A celebração da vida pela elevação da morte
30-10-2020 - 07:34

Neste ano difícil, depois de Todos os Santos e Fiéis Defuntos, virá com certeza uma provável supressão do Natal? Esse, alguns o disseram há muito, também já é quando o homem quiser, tornando-se a celebração do consumo e do narcisismo.

Pela primeira vez, desde sempre na história conhecida das nações, muitos de nós não vamos poder estar junto dos que nos são mais queridos e já partiram.

Por razões preventivas de saúde física, sacrificando novamente as de ordem psíquica e social (contidas na definição da OMS), a circulação entre concelhos será proibida nas datas em que anualmente muitos se organizam nos necessários rituais do luto necessário em volta da perda e da morte, para que justamente a vida possa continuar a ter o seu sentido mais profundo: que há para além de mim?
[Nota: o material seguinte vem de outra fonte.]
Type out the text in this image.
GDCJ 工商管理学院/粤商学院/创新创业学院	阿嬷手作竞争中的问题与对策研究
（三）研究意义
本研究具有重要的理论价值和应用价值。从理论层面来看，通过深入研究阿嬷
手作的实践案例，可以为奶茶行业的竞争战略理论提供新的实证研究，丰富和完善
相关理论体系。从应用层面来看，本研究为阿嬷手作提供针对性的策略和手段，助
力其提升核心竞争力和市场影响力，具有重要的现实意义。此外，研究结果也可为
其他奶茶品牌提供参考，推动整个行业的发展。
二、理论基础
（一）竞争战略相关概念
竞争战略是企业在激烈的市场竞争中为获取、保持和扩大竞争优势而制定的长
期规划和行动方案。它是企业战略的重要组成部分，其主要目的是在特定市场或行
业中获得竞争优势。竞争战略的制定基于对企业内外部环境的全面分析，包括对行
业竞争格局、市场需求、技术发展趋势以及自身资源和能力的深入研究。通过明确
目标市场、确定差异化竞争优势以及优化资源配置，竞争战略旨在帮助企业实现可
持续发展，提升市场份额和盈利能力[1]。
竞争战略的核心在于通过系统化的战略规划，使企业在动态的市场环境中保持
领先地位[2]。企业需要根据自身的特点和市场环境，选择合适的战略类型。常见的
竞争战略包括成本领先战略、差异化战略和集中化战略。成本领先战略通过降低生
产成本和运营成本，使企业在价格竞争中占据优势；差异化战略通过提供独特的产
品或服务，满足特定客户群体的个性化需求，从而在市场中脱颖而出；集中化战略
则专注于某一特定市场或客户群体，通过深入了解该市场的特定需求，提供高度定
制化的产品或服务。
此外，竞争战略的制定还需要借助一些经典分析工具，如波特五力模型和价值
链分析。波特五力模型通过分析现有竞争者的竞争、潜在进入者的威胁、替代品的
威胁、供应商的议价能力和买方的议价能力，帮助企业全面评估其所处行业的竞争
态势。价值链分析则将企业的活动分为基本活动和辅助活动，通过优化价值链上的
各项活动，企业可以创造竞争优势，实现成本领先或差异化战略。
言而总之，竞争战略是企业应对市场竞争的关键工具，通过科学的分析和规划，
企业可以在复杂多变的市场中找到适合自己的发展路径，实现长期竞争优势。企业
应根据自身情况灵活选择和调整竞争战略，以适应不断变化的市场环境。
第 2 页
Que existe depois desta existência?

Por isso, relembro nesta ocasião pequenos pontos-chave que parecem cada vez mais omissos numa sociedade que há muito se afastou da noção da doença, lida mal com a presença da morte e faz da vida uma corrida de contínua corrida e falsa infalibilidade.

Todos somos mortais. Todos precisamos de, ao longo da vida, ir organizando suficientemente bem esse conceito, na relação connosco próprios e com a noção de presença ou ausência física e emocional dos outros.

A negação da morte é um imenso ataque à noção de vida.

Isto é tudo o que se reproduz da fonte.